How to use the Alligator indicator with standard tools?
The basic principle of building trading strategies is to use instruments from different groups - thus they will confirm each other’s signals. As an example, you can take the following combination in addition to the Alligator:
- Fractals indicator with default parameters;
- Simple moving average (SMA) with a period of 233;
- Overbought/oversold oscillator Stochastic (11,3,3).
Parameters may change upward during periods of high volatility.
First of all, you should not open deals if the fractal is formed above or below the Alligator indicator - this indicates that the price has completely left the moving average range and the technical rollback is completed. We also stay out of the market when the fractals are in the weave zone.

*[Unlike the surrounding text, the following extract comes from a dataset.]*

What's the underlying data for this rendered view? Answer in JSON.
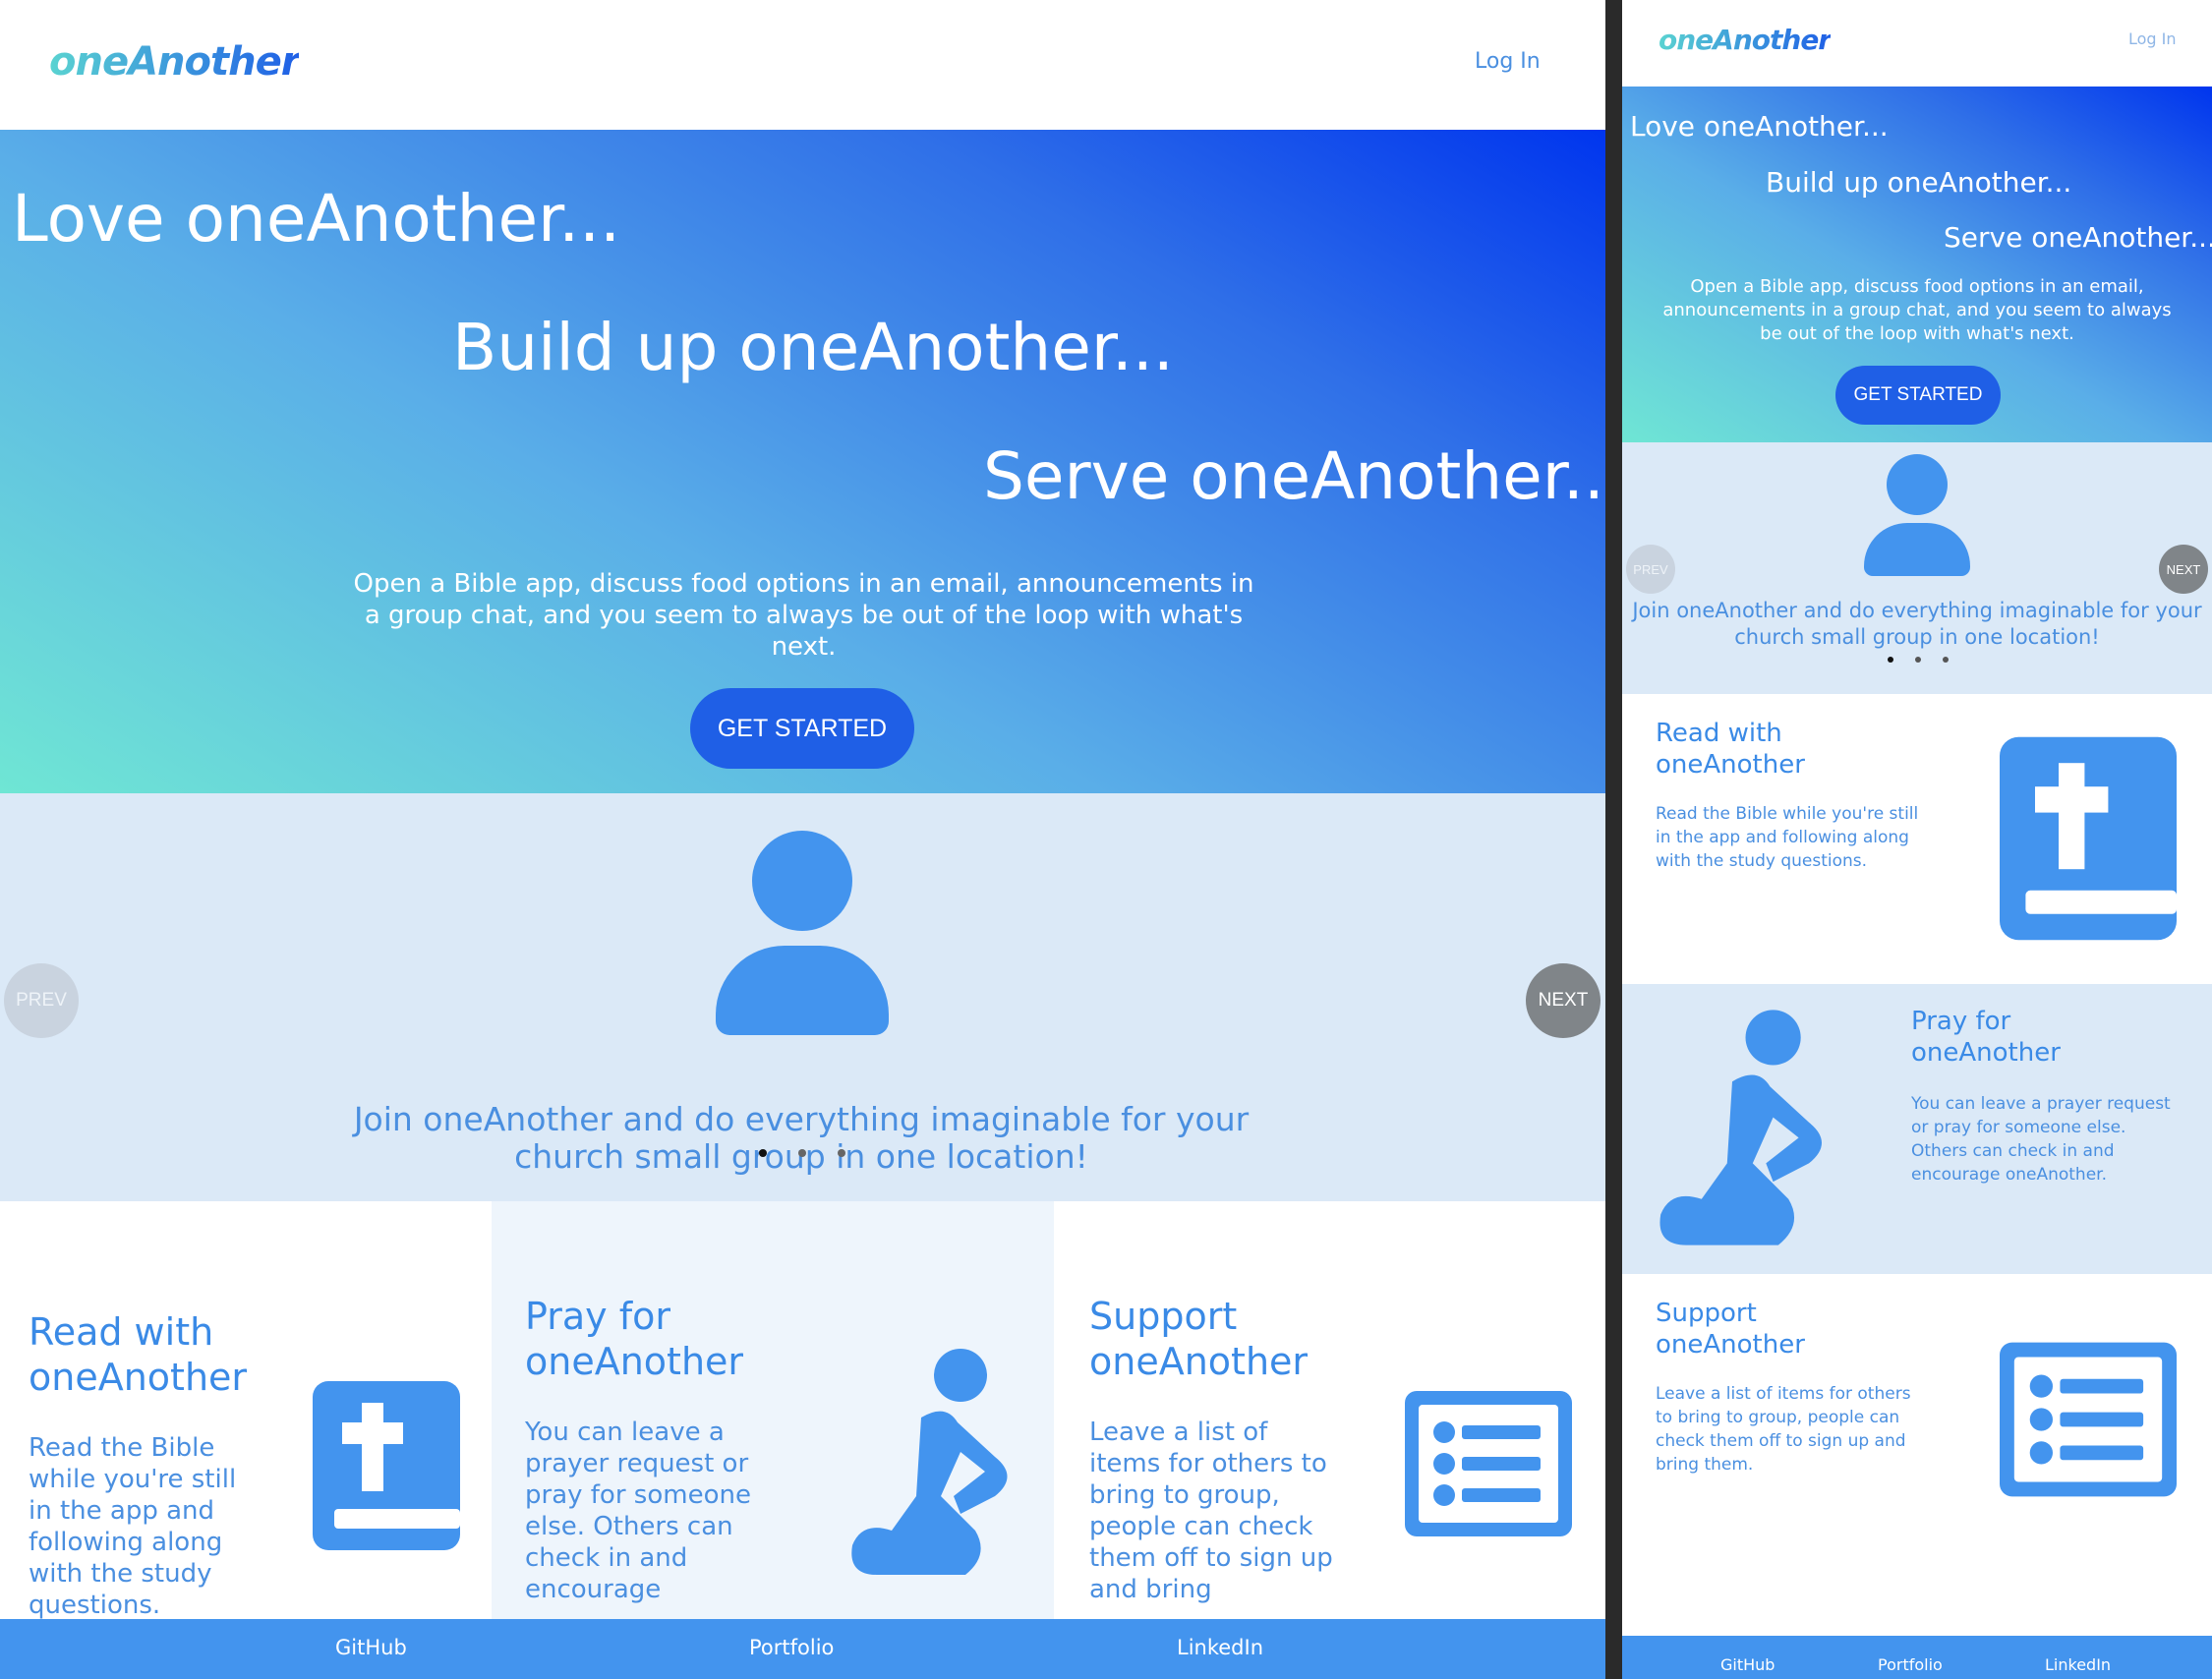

Here’s how you can execute your strategy:
- Set a pending order Buy Stop for purchases and Sell Stop for sales 2-3 points above/below the current price, when the price crossed the level of the last fractal for the second time after the rollback.
- Then you can move in the direction of the trend, opening additional deals on new fractals (up only buys, down only sales).
- By using a “long” SMA, you can quickly determine a long-term trend: the price is higher - ascending, lower - descending, moving horizontally - flat.
- Fractal signals are filtered out by Stochastic: downlines after a reversal at the level of 70/80 confirm a sale, up from 20/30 a purchase.
As a trend determinant, the Alligator indicator can be included in a strategy with any entry method. For example, you can open using a fast line, and take profit on two other slow ones. Or close deals on opposite signals from other indicators, such as MACD or the Stochastic.
The main drawback is Williams’ decision to use moving averages, which are the most lagging technical tool. But when you operate more or less stable markets, such as gold or currency pairs, such a tool is justified. Finally, remember that when signals are confirmed by oscillators on higher time frames from H1 and above, the Alligator indicator allows you to confidently predict the trend in many cases.